If you have enough $$$ to open a McD's...go for
it, that's the $$$ makers if that's what you want.
|By Danwa (Danwa) on Tuesday, September 11, 2001 - 09:37 pm: Edit|
Thanks for the support. I am not getting into the business to make any big bucks, just have a fulfilling carrier doing something I love. Thanks for the heads up about McD's though, got to keep those options open ;-)
On another note, I have been calling some places asking about positions in their kitchens and am not really getting anywhere. who exactly do I need to be talking to, kitchen manager, executive chef, or just anyone who handles hires? Or is this something which is better done by just walking in? Any advice would be greatly appreciated.
|By Chefmanny (Chefmanny) on Wednesday, September 12, 2001 - 05:44 am: Edit|
Chef or the Kitchen Mgr, are the ones to talk to. You have to be persistant, they'll be leary of hiring inexperienced persons, even though that's how they started!

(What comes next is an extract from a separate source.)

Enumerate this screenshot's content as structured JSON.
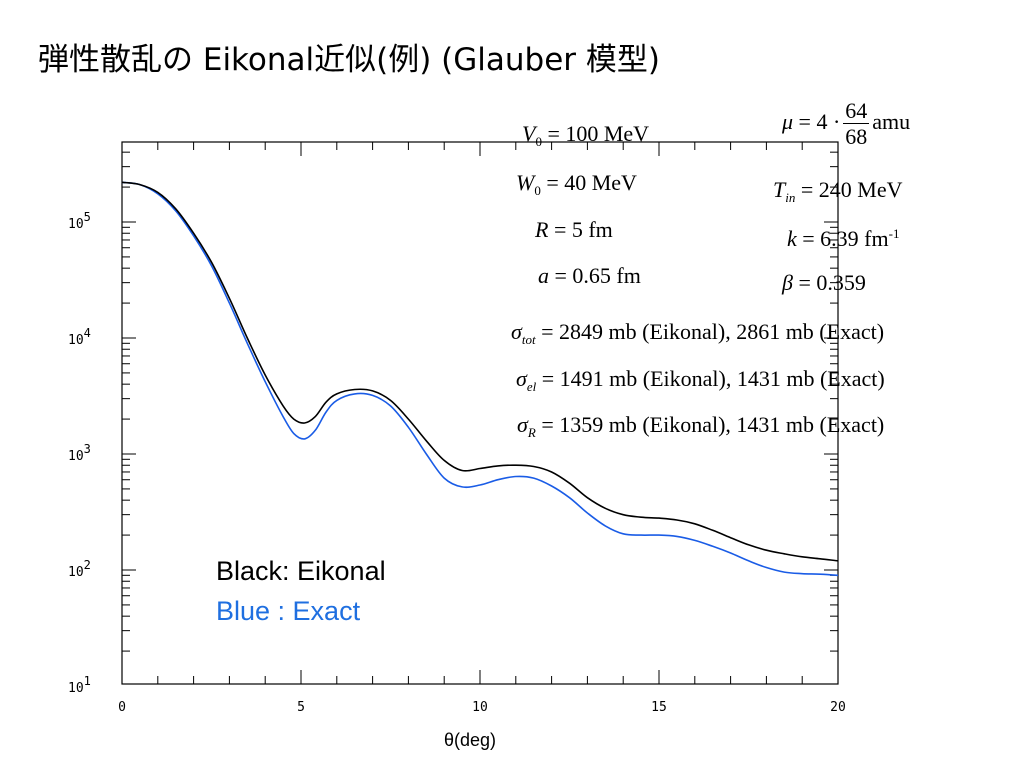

|By Chezhoo (Chezhoo) on Saturday, September 15, 2001 - 03:18 pm: Edit|
Manny's right you gotta be persistant #1- I've been very fortunate hiring folks with little or no training. Kinda lends weight to the old saying -"the only things you need in this industry are a strong back and a weak mind" A lot of chefs and managers aren't willing or can't take the time to train newbies so you have to convince them that you will be as low maintenance as possible. I spent 8 years in the restaurant biz then switched over to the college and university field where I've been happily plying my craft for 25 years (1 or 2 days off a week, WOW!) so I suggest checking out the closest college or university and ask to get into the catering department or dining service. And no, college food ain't what it used to be - - you'll actually be able to pick up some quality skills there without the sometimes pressure cooker atmosphere and medival conditions in some restaurants. Just another option for ya.

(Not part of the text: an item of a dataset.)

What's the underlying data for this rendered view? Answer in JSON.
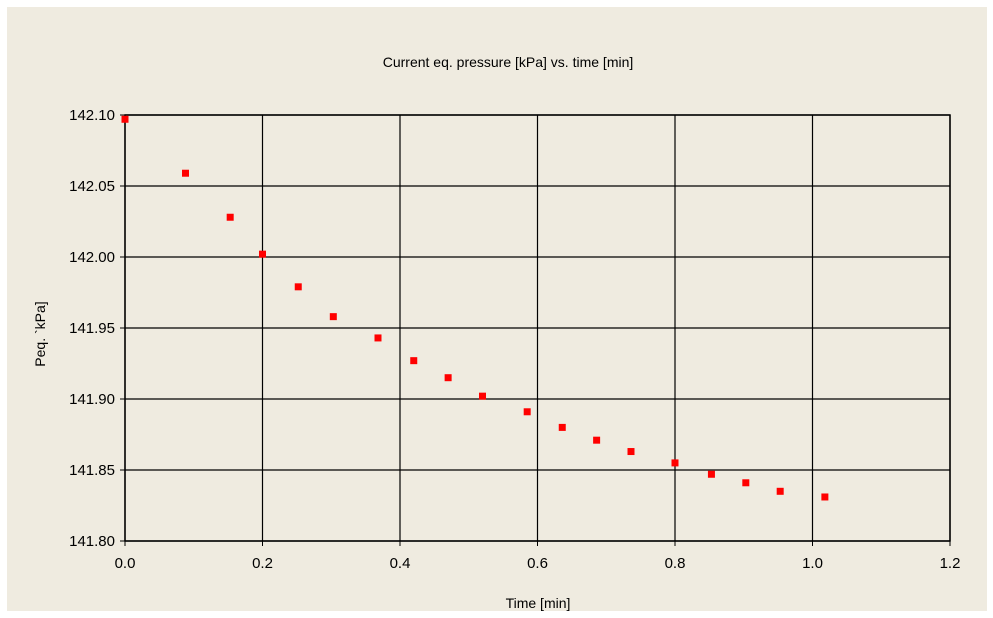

Also, I'm an inveterate reader and I'd like to suggest some fun, but informative food books for you - - "The Soul of a Chef " Ruhl
"Kitchen Confidential" Boudain
"Down and Out in Paris and London" Orwelle(?)
"The New Professional Chef" 7th ed.
Escoffier, the red and blue editions
These are just a few, but by no means enough. The first two I include because they are really fun reads and they portray modern day restaurant kitchen life and the day to day of a chef's job with great truth and detail and with more than a little bit of gritty humor and depressing reality. Read them and enjoy.
|By Danwa (Danwa) on Saturday, September 15, 2001 - 07:35 pm: Edit|
Thanks for the info, I actually just bought the making of a chef yesterday and am already about half way through it :-) I am always eager to find interesting reading material! I actually applied for a job at my school, they were very excited and said the Chef’s would be more the willing to let me work in the kitchen. Not sure what that exactly means yet, I will find out this week when I go in to talk to them again. Our Dining Commons are run by Sodexho. It is a beautiful facility, was just remodeled a couple of years ago. After being turned down by a couple more local restaurants due to lack of experience I thought I might as well call up the school. I know they are always looking for people and they are used to having students working for them so they will be more flexible with my schedule. Basically what I am saying is GREAT suggestion! It has been great finding this board where there are so may people willing to hel0 each other out. I am currently in the technology business, and it is not like that at all. No one wants to give you any tips about getting a job because they think you may take a job they want! Well, have a GREAT rest of the weekend, and thanks again!